Dato’ Ar. Hajeedar is an active member of the Institute of Malaysian Architects (PAM), he was President of PAM (1985-87), he was also involved in the initiative for Aga Khan Foundation For Islamic Architecture in 1980 and the Architect advisor to Kuala Lumpur City Hall for 11 years. For his conservation and restoration works, he was awarded the Penguin Prize by the Norwegian Government in 1985. He has been conferred Datukship from Selangor (2009) & Negeri Sembilan (2015) and received the PAM Gold Medal Award in 2012.
Ahmad Jefri Clyde
Ahmad Jefri Clyde received his Bachelor of Economics from the University of Queensland, Australia. He started his profession at the Department of Trade & Industry, Australia in 1972. His first stint in Malaysia was Daya Bina Akitek Sdn.Bhd. After 7 years, Ahmad joined Country Heights Sdn. Bhd as Technical Manager before becoming Principal for AJC Planning Consultants. He is currently Director for AJC Planning Consultants Sdn.Bhd since 2002.
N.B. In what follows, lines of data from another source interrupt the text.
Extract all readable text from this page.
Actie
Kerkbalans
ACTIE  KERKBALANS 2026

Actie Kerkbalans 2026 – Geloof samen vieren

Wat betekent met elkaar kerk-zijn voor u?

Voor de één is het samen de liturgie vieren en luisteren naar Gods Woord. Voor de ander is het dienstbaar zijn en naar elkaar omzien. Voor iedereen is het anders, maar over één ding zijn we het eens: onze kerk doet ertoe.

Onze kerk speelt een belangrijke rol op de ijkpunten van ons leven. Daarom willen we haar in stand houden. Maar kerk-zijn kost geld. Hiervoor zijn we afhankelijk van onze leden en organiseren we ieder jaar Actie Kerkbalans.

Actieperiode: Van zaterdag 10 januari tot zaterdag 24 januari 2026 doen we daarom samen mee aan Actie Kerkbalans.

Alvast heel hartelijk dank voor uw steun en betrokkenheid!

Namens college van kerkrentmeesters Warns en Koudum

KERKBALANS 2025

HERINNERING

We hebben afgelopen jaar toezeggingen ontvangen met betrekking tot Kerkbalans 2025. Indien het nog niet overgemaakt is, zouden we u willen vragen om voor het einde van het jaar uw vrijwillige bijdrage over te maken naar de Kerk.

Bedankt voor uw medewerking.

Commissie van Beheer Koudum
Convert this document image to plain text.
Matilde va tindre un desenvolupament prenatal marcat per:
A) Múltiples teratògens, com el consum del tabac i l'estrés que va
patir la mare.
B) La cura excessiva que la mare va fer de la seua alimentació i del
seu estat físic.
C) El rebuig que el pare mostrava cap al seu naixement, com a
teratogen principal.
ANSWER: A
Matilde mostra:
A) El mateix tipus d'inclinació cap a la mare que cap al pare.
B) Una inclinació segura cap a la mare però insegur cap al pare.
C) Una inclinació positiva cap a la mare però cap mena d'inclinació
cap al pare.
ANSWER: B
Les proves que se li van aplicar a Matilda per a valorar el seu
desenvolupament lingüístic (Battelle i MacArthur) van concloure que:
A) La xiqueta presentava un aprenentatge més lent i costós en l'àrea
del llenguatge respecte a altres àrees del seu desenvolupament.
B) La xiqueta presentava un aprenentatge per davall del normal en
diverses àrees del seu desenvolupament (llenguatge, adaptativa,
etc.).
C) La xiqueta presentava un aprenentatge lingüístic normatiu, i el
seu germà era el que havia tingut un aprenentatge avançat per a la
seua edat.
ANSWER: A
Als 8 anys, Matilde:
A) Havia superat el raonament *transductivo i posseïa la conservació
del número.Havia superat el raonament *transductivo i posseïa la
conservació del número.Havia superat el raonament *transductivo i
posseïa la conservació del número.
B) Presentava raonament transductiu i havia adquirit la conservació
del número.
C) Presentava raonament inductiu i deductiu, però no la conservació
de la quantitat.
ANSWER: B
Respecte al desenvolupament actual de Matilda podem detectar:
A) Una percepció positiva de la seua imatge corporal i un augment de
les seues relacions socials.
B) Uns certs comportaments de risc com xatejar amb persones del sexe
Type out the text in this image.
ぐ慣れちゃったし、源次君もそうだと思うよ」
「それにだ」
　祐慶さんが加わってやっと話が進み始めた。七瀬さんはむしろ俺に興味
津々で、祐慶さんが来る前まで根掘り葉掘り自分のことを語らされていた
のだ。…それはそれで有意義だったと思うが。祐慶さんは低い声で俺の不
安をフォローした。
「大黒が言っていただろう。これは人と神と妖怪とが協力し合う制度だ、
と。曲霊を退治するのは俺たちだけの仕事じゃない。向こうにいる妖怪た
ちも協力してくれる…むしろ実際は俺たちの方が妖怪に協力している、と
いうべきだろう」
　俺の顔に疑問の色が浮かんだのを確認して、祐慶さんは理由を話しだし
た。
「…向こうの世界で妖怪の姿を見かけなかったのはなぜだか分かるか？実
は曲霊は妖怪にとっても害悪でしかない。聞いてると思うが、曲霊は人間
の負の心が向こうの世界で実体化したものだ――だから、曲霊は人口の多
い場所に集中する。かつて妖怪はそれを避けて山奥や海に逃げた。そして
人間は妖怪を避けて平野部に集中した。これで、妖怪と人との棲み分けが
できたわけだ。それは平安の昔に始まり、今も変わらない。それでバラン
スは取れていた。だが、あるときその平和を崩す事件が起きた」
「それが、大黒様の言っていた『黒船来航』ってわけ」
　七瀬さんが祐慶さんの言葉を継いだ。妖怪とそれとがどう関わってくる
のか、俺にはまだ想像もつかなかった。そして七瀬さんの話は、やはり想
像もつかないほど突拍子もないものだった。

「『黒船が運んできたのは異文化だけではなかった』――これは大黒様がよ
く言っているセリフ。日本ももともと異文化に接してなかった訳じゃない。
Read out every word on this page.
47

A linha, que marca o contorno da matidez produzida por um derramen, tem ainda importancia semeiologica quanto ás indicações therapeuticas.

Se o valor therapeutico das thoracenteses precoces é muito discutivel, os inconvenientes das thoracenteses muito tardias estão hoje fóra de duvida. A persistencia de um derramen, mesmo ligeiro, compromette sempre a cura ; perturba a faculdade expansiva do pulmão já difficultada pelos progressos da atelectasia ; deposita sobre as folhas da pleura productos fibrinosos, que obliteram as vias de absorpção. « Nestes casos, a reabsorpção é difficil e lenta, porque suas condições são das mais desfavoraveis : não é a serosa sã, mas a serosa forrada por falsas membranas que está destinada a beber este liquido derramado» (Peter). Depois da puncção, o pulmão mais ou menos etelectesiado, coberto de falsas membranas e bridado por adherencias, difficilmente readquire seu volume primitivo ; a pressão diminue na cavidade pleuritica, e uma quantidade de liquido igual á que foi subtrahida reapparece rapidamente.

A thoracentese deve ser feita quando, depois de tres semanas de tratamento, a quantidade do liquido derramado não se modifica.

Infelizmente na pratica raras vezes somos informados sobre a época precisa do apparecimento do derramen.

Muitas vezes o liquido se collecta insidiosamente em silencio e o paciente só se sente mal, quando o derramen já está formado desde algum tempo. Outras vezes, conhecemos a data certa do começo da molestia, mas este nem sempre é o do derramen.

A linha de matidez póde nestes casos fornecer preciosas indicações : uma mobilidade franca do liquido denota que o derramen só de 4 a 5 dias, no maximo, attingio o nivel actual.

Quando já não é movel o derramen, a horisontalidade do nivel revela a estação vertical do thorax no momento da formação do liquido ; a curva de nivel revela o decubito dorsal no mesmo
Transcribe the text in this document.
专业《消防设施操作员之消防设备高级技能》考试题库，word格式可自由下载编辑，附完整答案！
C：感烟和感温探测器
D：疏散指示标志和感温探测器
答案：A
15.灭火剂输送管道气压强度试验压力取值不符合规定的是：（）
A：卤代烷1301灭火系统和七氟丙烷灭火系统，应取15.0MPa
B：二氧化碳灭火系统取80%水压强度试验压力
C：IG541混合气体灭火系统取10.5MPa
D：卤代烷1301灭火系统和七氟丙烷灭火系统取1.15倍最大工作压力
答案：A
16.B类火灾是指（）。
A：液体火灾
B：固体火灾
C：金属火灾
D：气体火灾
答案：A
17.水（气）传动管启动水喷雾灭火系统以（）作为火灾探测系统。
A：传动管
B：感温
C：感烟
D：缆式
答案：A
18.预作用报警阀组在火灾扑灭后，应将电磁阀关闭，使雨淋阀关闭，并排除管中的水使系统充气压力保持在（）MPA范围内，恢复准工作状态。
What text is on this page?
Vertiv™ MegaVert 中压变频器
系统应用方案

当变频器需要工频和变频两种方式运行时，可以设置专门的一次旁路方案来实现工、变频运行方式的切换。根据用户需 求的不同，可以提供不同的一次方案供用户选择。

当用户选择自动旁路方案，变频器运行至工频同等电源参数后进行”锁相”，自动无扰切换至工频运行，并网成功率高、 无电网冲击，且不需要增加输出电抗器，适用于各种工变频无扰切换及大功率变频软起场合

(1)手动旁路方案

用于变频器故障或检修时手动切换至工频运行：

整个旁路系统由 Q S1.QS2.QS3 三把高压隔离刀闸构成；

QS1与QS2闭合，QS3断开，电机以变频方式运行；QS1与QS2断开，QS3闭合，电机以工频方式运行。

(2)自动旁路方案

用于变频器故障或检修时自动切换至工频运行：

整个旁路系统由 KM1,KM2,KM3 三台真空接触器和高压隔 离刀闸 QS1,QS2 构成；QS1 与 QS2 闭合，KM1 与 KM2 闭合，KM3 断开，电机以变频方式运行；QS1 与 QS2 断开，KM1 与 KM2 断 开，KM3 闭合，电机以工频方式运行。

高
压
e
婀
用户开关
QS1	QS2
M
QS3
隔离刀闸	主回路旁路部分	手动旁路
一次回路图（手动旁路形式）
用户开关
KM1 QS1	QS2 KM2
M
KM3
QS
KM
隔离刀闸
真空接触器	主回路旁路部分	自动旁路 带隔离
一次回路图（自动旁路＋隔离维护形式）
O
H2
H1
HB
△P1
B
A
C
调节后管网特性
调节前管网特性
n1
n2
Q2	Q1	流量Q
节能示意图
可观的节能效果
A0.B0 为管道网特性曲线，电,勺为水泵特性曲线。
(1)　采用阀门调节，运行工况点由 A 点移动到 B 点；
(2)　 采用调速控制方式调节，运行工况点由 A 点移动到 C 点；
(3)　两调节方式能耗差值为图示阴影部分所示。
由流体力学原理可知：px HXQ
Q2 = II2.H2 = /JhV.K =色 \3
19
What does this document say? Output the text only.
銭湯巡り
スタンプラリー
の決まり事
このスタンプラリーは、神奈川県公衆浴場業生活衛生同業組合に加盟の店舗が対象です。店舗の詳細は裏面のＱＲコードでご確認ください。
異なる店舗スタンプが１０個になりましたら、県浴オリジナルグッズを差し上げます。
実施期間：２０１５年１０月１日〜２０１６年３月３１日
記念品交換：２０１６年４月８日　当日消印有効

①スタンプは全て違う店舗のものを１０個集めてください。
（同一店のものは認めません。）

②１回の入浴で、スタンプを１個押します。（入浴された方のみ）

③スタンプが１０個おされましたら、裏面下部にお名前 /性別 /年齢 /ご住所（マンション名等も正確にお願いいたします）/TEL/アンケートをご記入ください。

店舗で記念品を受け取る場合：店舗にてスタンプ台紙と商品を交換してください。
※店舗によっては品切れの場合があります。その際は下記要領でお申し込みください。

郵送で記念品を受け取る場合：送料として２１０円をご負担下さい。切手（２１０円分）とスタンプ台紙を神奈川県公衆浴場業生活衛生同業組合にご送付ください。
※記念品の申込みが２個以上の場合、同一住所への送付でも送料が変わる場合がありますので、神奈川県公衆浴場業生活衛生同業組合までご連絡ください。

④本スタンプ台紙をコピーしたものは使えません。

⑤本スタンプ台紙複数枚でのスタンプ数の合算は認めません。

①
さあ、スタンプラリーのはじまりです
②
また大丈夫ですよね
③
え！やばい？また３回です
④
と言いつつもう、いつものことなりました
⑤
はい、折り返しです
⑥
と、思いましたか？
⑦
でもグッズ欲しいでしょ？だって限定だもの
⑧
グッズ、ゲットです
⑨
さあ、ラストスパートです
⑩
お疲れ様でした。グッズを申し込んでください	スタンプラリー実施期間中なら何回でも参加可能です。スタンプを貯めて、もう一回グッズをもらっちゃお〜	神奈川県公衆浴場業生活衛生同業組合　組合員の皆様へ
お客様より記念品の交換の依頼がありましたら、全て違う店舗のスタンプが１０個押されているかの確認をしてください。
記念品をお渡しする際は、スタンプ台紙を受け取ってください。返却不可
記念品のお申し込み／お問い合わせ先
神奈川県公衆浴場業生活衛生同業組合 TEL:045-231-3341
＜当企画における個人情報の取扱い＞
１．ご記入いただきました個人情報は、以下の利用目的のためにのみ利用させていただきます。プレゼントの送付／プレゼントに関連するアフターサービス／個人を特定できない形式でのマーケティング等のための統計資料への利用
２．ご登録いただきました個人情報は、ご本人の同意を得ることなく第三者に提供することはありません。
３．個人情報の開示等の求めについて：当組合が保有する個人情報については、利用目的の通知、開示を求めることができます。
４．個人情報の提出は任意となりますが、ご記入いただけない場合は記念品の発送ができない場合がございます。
Ahmad Jefri has received numerous awards for his contribution to town planning, such as the FIABCI Award for Residential Development in 1992, the FIABCI Award for Planning, Urban Redevelopment, Rehabilitation & Conservation in 2003, the Negeri Sembilan Town & Country Planning Award for Best Planned Neighbourhood and the MIP Award for Best Planned Housing Scheme for the Bukit Jelutong Township in Shah Alam.
He is currently a member of the Planning Institute of Australia and the Corporate Member of the Malaysian Institute of Planners. Ahmad Jefri also became a member of the Board of Town Planners in Malaysia in 2000.